Imagine that you are living on $1,000 a month, while working an unstable job.
Do you purchase groceries or pay the electric bill? Do you allow your child to participate in extracurricular activities or make them stay home and sit out because you cannot afford the fees? Do you take a day off to take care of your sick child and risk your job or do you go to work and leave them home alone?
Such difficult scenarios are something students at the University of Pittsburgh at Bradford will face today –– in observance of National Hunger and Homelessness Awareness Week. The SPENT simulation, sponsored by the Psychology Club, is slated to take place from 11:30 a.m. to 1:30 p.m. today in the Frame-Westerberg Commons.
“We, as a club, find it to be important to bring awareness to the seriousness of poverty and its effects on physical, emotional, and mental health,” Psychology Club President Katie Huggler told The Era on Wednesday. “By sponsoring this activity, it gives us a chance to bring awareness to the issue of poverty. It’s important for students and others to participate in because it most often hits participants with a reality check of, ‘Wow, this could be me,’ or it might make them think of someone they know or knew and really makes them rethink how lucky they are to have what they have at this moment.”
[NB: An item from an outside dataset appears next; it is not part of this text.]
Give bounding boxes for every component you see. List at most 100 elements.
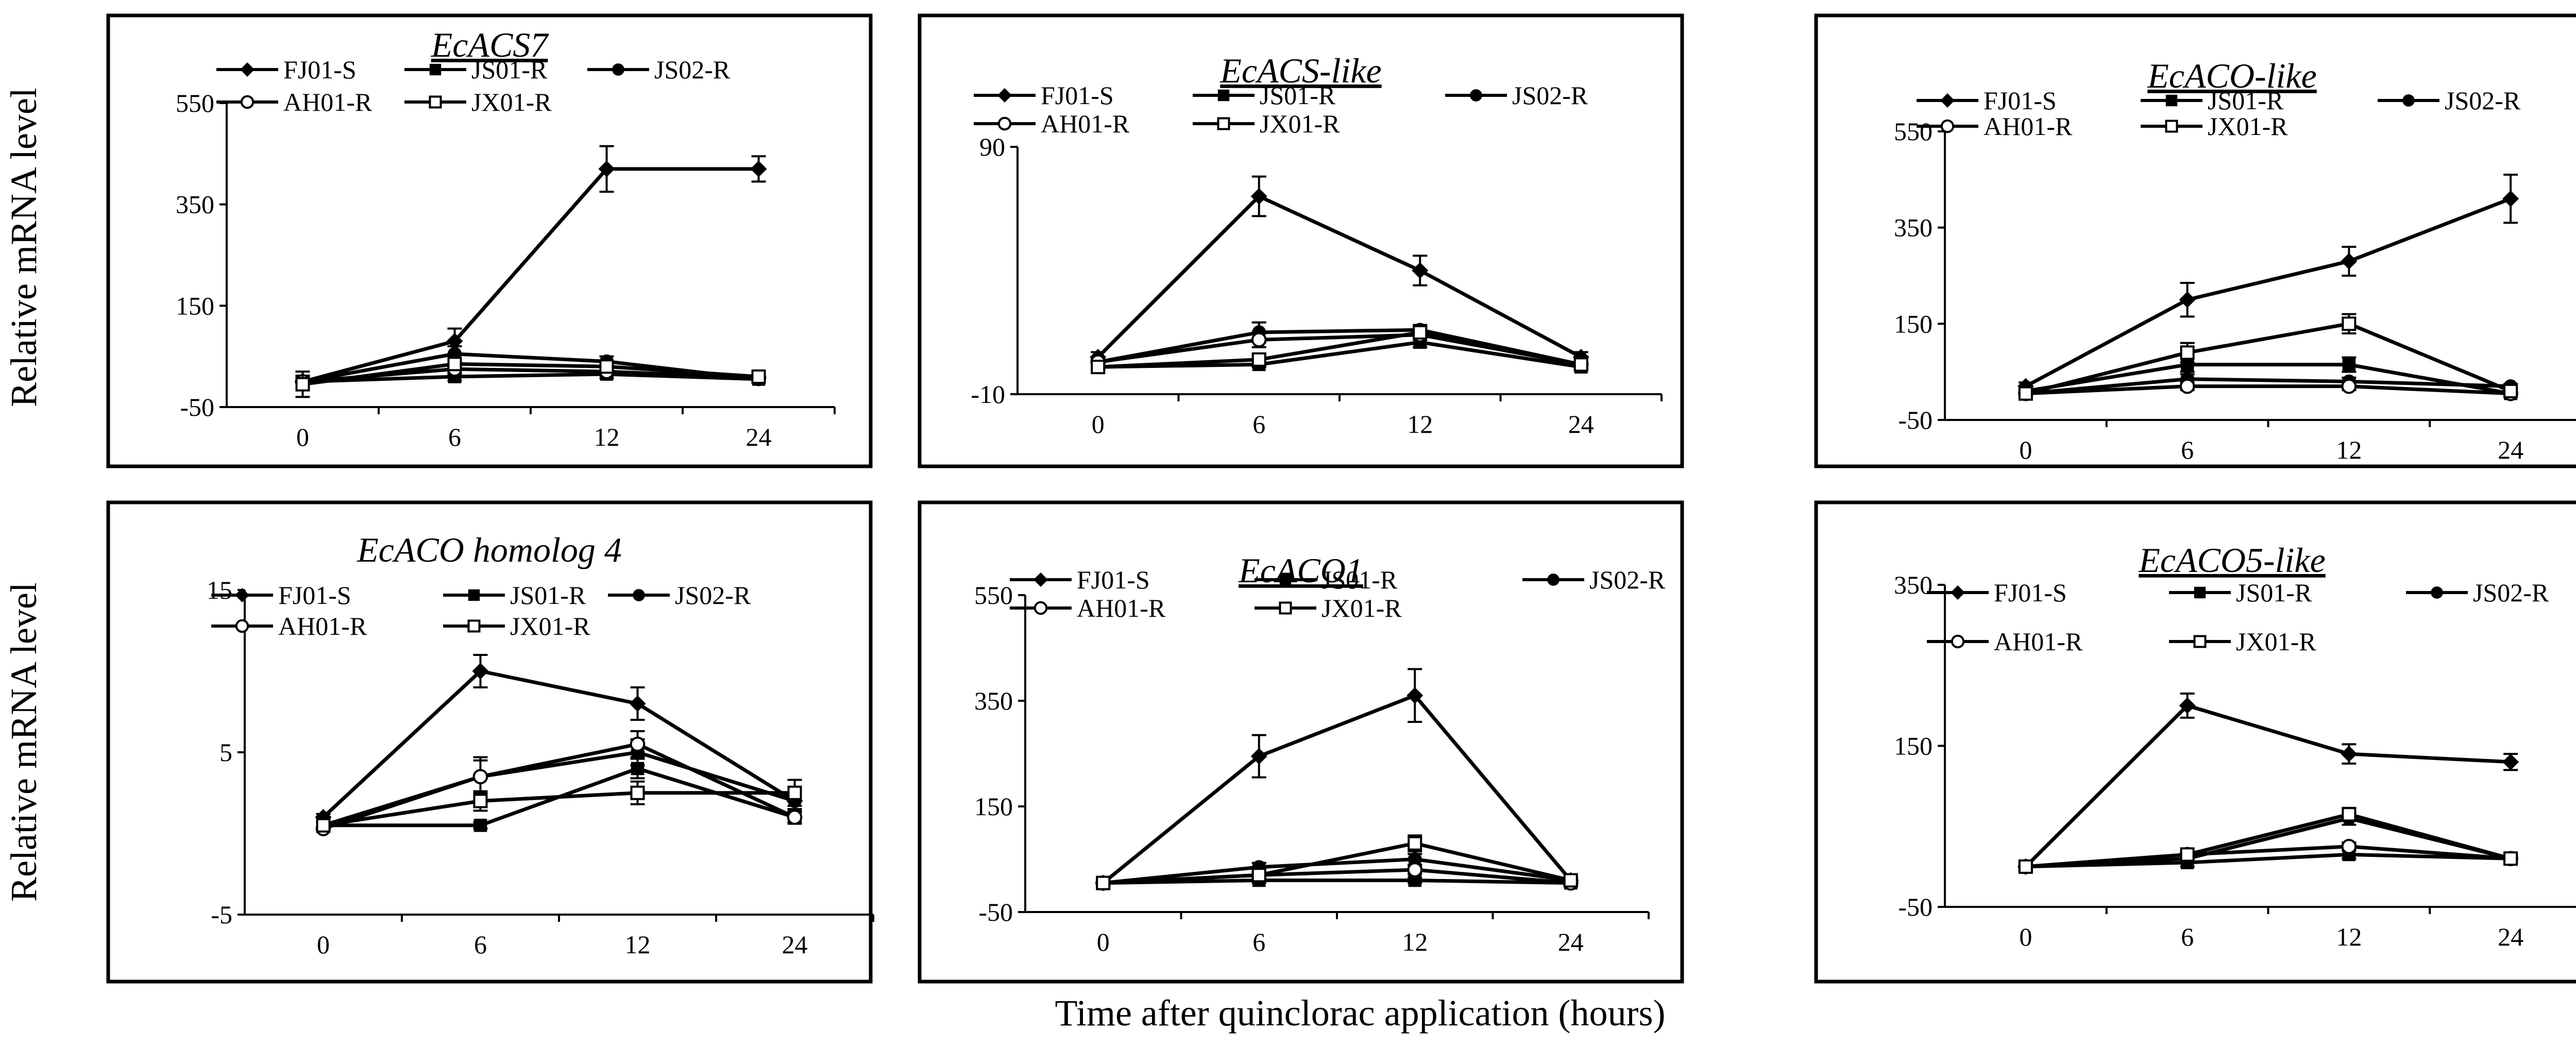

The online activity also provides a chance for individuals to reflect and plan, she said.
“Experiencing the simulation makes you see that living through poverty, especially successfully, is not easy at all,” Huggler said. “We hope this makes students work harder in school to get better grades in order to get a better job to support their future, that students are more generous when it comes to donations to people in need, and that students are more understanding of how serious poverty can be and how many people it can affect.”
She said the SPENT simulation takes individuals through various scenarios and questions, depending on the participant’s choice. No matter what the person chooses, the participant is placed under a financial burden, Huggler said.
“The ones who do make it through the month make it with barely and money left and bills piled up,” she said. “The simulation is really good about distributing eye-opening facts and statistics throughout the simulation. Overall, we do this simulation every year to raise awareness to how serious poverty is and how many people it affects.”
Also at Pitt-Bradford, a Poverty Dinner is slated tonight at the Commons building. The event is only open to the campus community.
At the event, participants sit at a table, not knowing what kind of covered meal is in front of them, said Akiré Hoots, president of the African American Student Union. Two options are available: Soup and salad and a full-course meal. She indicated that it is interesting to see the reactions that people have; will individuals share their food or keep it for themselves, she questioned.
The event will also include a speaker from the YWCA Bradford.
A Night Without a Home begins at 9 p.m. Friday at the volleyball court at Kessel Athletic Complex.
Despite the frozen feet and the frozen hands, the event brings people together, Hoots indicated. The community is invited to this event, she said.
Both of those events –– the dinner and A Night Without a Home –– are sponsored by the African-American Student Union.
Also, socks are being collected for the YWCA; organizers are hoping to donate 50 pairs to the agency, Hoots said.